Upgrading from 2.4 version to 2.5

There are significant changes in how NetBeans module system dependencies are mapped to maven's own dependencies model. The 2.4 and older version all module system deps had to be explicitly defined in the module descriptor at src/main/nbm/module.xml. That is no longer a requirement in 2.5 for most cases. The plugin will try to decide based on the declaration in maven POM file.

These are the rules:

  • for NetBeans module dependencies (jars that have the NetBeans specific entries in META-INF/MANIFEST.MF)
    • It's defined in existing (though optional) module.xml file in dependencies section.
    • It's a direct dependency (non-transitive) and is a NetBeans module.
    • When the dependency is of type nbm. Such dependencies don't include their transitive deps on compilation classpath.
  • for module libraries (jars that are packed together with the module and appear on it's classpath directly, not by a dependency relationship.)
    • It's defined in existing (though optional) module.xml file in libraries section
    • It's a direct dependency (non-transitive) and is not of provided scope.

So if you have used 2.4 and older before, you need to check your dependencies when upgrading to 2.5.
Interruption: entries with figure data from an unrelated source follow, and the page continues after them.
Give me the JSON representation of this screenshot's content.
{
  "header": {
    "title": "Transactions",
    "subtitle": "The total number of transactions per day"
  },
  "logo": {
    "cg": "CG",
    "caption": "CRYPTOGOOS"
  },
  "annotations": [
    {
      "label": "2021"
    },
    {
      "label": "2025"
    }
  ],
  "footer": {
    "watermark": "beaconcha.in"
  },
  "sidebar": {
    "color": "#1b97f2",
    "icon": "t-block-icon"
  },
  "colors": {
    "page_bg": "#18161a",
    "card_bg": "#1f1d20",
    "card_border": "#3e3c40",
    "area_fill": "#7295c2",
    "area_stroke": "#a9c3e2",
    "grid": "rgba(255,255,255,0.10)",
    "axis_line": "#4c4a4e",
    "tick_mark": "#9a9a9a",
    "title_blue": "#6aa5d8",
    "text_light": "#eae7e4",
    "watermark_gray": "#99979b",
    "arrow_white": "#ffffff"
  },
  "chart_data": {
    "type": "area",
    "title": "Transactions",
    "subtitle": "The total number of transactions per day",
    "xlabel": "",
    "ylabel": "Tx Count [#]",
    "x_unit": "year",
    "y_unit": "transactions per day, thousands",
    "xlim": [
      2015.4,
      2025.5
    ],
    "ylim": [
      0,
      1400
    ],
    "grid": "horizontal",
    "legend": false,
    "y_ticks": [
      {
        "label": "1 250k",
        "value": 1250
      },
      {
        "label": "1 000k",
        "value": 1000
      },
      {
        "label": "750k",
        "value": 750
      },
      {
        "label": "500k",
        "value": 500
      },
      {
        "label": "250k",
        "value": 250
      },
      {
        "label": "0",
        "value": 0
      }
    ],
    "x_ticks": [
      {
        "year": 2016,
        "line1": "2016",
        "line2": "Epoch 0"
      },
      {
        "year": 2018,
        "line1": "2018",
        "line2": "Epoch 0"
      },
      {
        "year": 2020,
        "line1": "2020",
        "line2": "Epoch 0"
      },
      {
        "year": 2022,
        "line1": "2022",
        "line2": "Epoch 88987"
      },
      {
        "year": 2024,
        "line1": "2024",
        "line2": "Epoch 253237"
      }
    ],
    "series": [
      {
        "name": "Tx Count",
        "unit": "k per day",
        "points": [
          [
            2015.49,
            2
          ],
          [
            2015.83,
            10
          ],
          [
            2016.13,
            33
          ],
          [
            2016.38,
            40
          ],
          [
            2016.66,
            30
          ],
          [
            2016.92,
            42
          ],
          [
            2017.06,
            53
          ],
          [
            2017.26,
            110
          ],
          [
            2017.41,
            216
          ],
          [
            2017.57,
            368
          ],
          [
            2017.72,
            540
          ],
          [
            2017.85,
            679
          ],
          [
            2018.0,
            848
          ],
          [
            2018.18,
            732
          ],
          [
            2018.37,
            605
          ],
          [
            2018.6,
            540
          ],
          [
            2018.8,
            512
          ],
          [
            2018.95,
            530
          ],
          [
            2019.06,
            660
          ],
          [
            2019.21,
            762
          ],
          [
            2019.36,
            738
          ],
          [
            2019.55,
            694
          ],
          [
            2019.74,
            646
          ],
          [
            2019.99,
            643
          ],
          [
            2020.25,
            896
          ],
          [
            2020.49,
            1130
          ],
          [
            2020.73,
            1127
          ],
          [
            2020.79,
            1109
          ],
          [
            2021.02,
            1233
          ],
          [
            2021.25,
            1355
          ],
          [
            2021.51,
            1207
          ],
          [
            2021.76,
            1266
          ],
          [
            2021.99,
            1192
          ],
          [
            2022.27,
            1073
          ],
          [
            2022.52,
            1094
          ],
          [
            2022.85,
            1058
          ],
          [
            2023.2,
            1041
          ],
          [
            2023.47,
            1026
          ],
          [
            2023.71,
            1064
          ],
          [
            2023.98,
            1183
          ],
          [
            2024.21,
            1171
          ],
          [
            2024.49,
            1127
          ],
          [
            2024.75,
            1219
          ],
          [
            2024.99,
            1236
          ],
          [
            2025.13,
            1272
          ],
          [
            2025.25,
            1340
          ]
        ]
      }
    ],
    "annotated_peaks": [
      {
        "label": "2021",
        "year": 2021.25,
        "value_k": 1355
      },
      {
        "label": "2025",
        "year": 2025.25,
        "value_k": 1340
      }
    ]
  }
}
  • The 2.5 plugin can pick up and declare more module dependencies than the previous version. Module dependencies are safe. You either declared them in your module.xml file. Some additional ones can appear if you have them as direct dependencies in your pom. Use the dependency:analyze goal to check for used/unused direct dependencies.
  • The 2.5 plugin can also pick up and declare more module libraries. That's something to watch out for! That happens again only when you declared the jars as direct dependencies. You could end up with a single jar being added to multiple modules and get runtime classpath issues and of course your download size will get higher than necessary. Again the dependency:analyze goal shall help. If you know the jar is required but is provided by a module you depend on, use the provided scope to prevent inclusion.